Aston Villa podała, że Legia została poinformowana o szczegółach przydziału biletów na cztery tygodnie przed meczem, dodając, że działacze polskiej drużyny odmówili potwierdzenia, czy przyjmą przydział biletów do godziny 16 w czwartek.
"Brak współpracy i kłamstwa ze strony władz Legii Warszawa przed meczem były całkowicie nie do przyjęcia i głęboko rozczarowujące. To zachowanie zwiększyło niebezpieczeństwo, na jakie narażeni byli funkcjonariusze policji z West Midlands i nasi kibice, a na sceny przemocy ze strony kibiców Legii nie ma miejsca we współczesnym futbolu ani w cywilizowanym społeczeństwie" - powiedział Chris Heck, prezes ds. operacji biznesowych w Aston Villa.

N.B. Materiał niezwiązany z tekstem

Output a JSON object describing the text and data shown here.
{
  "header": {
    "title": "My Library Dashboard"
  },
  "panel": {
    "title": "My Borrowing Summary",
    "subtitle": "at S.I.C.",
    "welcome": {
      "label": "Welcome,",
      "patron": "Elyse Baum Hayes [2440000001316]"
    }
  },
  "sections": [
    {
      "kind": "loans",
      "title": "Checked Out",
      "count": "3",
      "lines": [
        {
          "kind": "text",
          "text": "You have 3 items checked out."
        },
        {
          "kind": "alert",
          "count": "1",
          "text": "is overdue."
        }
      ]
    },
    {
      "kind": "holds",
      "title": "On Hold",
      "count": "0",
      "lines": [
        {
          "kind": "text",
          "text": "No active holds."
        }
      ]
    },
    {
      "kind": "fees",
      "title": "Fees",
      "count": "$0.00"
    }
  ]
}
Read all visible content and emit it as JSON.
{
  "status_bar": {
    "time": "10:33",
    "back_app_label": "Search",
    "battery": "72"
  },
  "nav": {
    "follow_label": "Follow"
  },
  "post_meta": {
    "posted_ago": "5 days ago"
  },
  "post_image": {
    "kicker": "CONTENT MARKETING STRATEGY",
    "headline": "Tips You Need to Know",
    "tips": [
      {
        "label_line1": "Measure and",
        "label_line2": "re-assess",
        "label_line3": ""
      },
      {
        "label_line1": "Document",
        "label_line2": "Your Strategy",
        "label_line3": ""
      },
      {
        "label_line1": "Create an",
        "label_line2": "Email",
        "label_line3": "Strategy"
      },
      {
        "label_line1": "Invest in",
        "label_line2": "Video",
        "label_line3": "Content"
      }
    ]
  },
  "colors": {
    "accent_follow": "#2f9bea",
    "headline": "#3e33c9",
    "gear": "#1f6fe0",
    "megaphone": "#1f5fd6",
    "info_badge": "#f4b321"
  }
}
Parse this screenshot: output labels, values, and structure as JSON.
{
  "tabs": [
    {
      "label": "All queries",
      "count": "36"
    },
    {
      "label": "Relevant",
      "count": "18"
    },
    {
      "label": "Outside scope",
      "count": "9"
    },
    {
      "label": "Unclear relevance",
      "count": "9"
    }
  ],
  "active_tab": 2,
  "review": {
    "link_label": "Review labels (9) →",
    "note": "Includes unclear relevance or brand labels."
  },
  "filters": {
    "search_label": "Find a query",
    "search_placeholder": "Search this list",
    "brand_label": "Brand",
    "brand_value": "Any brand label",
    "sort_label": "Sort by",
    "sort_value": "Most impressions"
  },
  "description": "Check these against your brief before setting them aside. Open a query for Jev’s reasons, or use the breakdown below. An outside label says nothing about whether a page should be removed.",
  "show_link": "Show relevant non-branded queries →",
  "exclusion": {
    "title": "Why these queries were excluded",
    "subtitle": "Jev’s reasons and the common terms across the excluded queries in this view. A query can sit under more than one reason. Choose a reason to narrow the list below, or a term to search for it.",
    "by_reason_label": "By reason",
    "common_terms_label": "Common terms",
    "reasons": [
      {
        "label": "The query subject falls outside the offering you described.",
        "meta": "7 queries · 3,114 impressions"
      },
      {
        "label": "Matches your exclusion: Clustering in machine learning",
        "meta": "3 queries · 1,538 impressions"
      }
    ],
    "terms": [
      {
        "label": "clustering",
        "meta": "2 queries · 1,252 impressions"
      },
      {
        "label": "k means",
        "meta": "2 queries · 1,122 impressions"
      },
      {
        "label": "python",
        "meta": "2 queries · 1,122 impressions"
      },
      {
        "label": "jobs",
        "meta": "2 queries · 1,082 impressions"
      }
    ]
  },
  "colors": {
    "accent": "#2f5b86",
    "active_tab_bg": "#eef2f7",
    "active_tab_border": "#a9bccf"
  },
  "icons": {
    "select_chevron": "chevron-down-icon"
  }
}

Według brytyjskiej policji, przydział puli biletów dla kibiców przyjezdnych został zmniejszony do niespełna 1000 za radą lokalnych służb bezpieczeństwa, gdyż kibice Legii brali udział w zamieszkach przy okazji meczu w Alkmaar na początku października.
Angielski klub w komunikacie zaznaczył, że Legia nie reagowała na liczne prośby, szczególnie w ciągu ostatnich dwóch dni, o współpracę dotyczącą jej kibiców podróżujących na mecz. "Od klubu gości nie otrzymano żadnego wsparcia w rozwiązaniu kwestii bezpieczeństwa kibiców gości przybywających na Villa Park" - napisano.
Jak dodano, angielski klub wielokrotnie, łącznie z porankiem w dniu spotkania, wspólnie z UEFA i wszystkimi odpowiednimi służbami zgłaszał Legii obawy, że jej kibice bez biletów spróbują dostać na Villa Park.
Oświadczenie Legii
Jeszcze przed rozpoczęciem spotkania Legia wydała oświadczenie, w którym wskazała, że Aston Villa F.C. odmówiła przydziału biletów dla kibiców gości zgodnie z przepisami UEFA i w związku z tym jej oficjalna delegacja, z właścicielem i prezesem klubu Dariuszem Mioduskim na czele, nie pojawi się na trybunach.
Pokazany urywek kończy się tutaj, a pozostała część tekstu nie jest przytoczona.